The top-level graph strengthens the relationships between observation points and their fan-in nodes; this is important for logic diagnosis because only the fan-in nodes can be the candidate fault locations when observation points capture erroneous responses. Although the generation of Topnodes and Topedges requires additional runtime and memory, it needs to be run only once for each benchmark and can be reused for every failure log file; therefore, the runtime and memory overhead are not concerns and the cost is easily amortized.

## B. Back-tracing

Fig. 4 sketches the steps involved in back-tracing. Lines 2-12 iterate through every erroneous output response. Line 3 finds the pattern p with which the current response is observed on the tester and collects a set T of Topnodes that connect to the test output where the response is captured. Lines 4-10 iterate through all the nodes in the input cones of Topnodes in T. Note that only nodes whose signal values switch during scan capture when p is applied are capable of activating delay faults and producing an erroneous response.

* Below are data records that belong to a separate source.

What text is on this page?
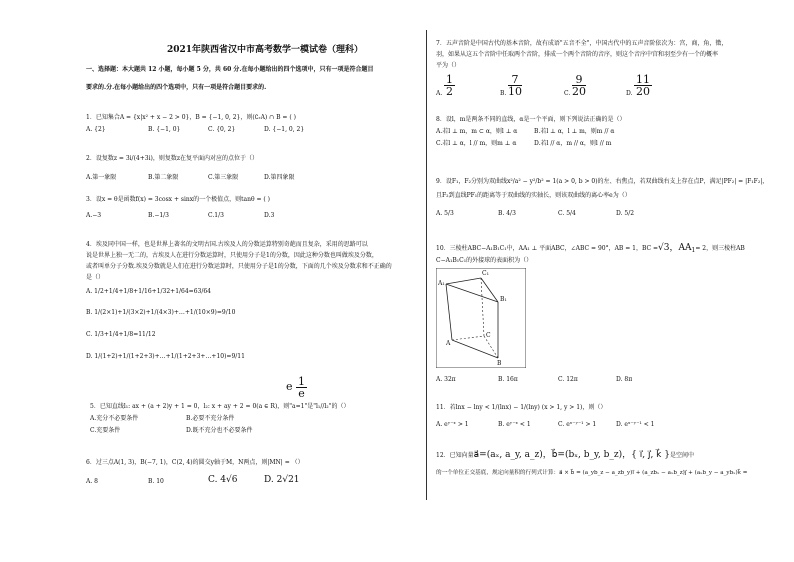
2021年陕西省汉中市高考数学一模试卷（理科）
一、选择题：本大题共 12 小题，每小题 5 分，共 60 分.在每小题给出的四个选项中，只有一项是符合题目
要求的.分.在每小题给出的四个选项中，只有一项是符合题目要求的.
1．已知集合A = {x|x² + x − 2 > 0}，B = {−1, 0, 2}，则(∁ᵣA) ∩ B = ( )
A. {2}	B. {−1, 0}	C. {0, 2}	D. {−1, 0, 2}
2．设复数z = 3i/(4+3i)，则复数z在复平面内对应的点位于（）
A.第一象限	B.第二象限	C.第三象限	D.第四象限
3．设x = θ是函数f(x) = 3cosx + sinx的一个极值点，则tanθ = ( )
A.−3	B.−1/3	C.1/3	D.3
4．埃及同中国一样，也是世界上著名的文明古国.古埃及人的分数运算特别奇葩而且复杂，采用的思路可以
说是世界上独一无二的，古埃及人在进行分数运算时，只使用分子是1的分数，因此这种分数也叫做埃及分数，
或者叫单分子分数.埃及分数就是人们在进行分数运算时，只使用分子是1的分数，下面的几个埃及分数求和不正确的
是（）
A. 1/2+1/4+1/8+1/16+1/32+1/64=63/64
B. 1/(2×1)+1/(3×2)+1/(4×3)+…+1/(10×9)=9/10
C. 1/3+1/4+1/8=11/12
D. 1/(1+2)+1/(1+2+3)+…+1/(1+2+3+…+10)=9/11
5．已知直线l₁: ax + (a + 2)y + 1 = 0，l₂: x + ay + 2 = 0(a ∈ R)，则"a=1"是"l₁//l₂"的（）
e $\frac{1}{e}$
A.充分不必要条件	B.必要不充分条件
C.充要条件	D.既不充分也不必要条件
6．过三点A(1, 3)，B(−7, 1)，C(2, 4)的圆交y轴于M，N两点，则|MN| = （）
A. 8	B. 10	C. 4√6	D. 2√21
7．五声音阶是中国古代的基本音阶，故有成语"五音不全"，中国古代中的五声音阶依次为：宫，商，角，徵，
羽，如果从这五个音阶中任取两个音阶，排成一个两个音阶的音序，则这个音序中宫和羽至少有一个的概率
平为（）
A. $\frac{1}{2}$	B. $\frac{7}{10}$	C. $\frac{9}{20}$	D. $\frac{11}{20}$
8．设l，m是两条不同的直线，α是一个平面，则下列说法正确的是（）
A.若l ⊥ m，m ⊂ α，则l ⊥ α	B.若l ⊥ α，l ⊥ m，则m // α
C.若l ⊥ α，l // m，则m ⊥ α	D.若l // α，m // α，则l // m
9．设F₁，F₂分别为双曲线x²/a² − y²/b² = 1(a > 0, b > 0)的左、右焦点，若双曲线右支上存在点P，满足|PF₂| = |F₁F₂|，
且F₂到直线PF₁的距离等于双曲线的实轴长，则该双曲线的离心率e为（）
A. 5/3	B. 4/3	C. 5/4	D. 5/2
10．三棱柱ABC−A₁B₁C₁中，AA₁ ⊥ 平面ABC，∠ABC = 90°，AB = 1，BC =√3，$AA_1= 2$，则三棱柱AB
C−A₁B₁C₁的外接球的表面积为（）
A₁
C₁
B₁
A
C
B
A. 32π	B. 16π	C. 12π	D. 8π
11．若lnx − lny < 1/(lnx) − 1/(lny) (x > 1, y > 1)，则（）
A. eʸ⁻ˣ > 1	B. eʸ⁻ˣ < 1	C. eˣ⁻ʸ⁻¹ > 1	D. eˣ⁻ʸ⁻¹ < 1
12．已知向量a⃗=(aₓ, a_y, a_z)，b⃗=(bₓ, b_y, b_z)，{ i⃗, j⃗, k⃗ }是空间中
的一个单位正交基底，规定向量积的行列式计算：a⃗ × b⃗ = (a_yb_z − a_zb_y)i⃗ + (a_zbₓ − aₓb_z)j⃗ + (aₓb_y − a_ybₓ)k⃗ =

Therefore, Line 7 collects the union of such nodes to form a suspect list corresponding to the current response. In Line 11, the intersection of suspect lists for every erroneous response becomes the final candidate list for the input failure log file. Finally, Line 13 extracts all nodes in the candidate list to generate a sub-graph for the subsequent GNN models.

TABLE I: Initial node features in a sub-graph. Length of a Topedge is the shortest distance between its source and destination nodes.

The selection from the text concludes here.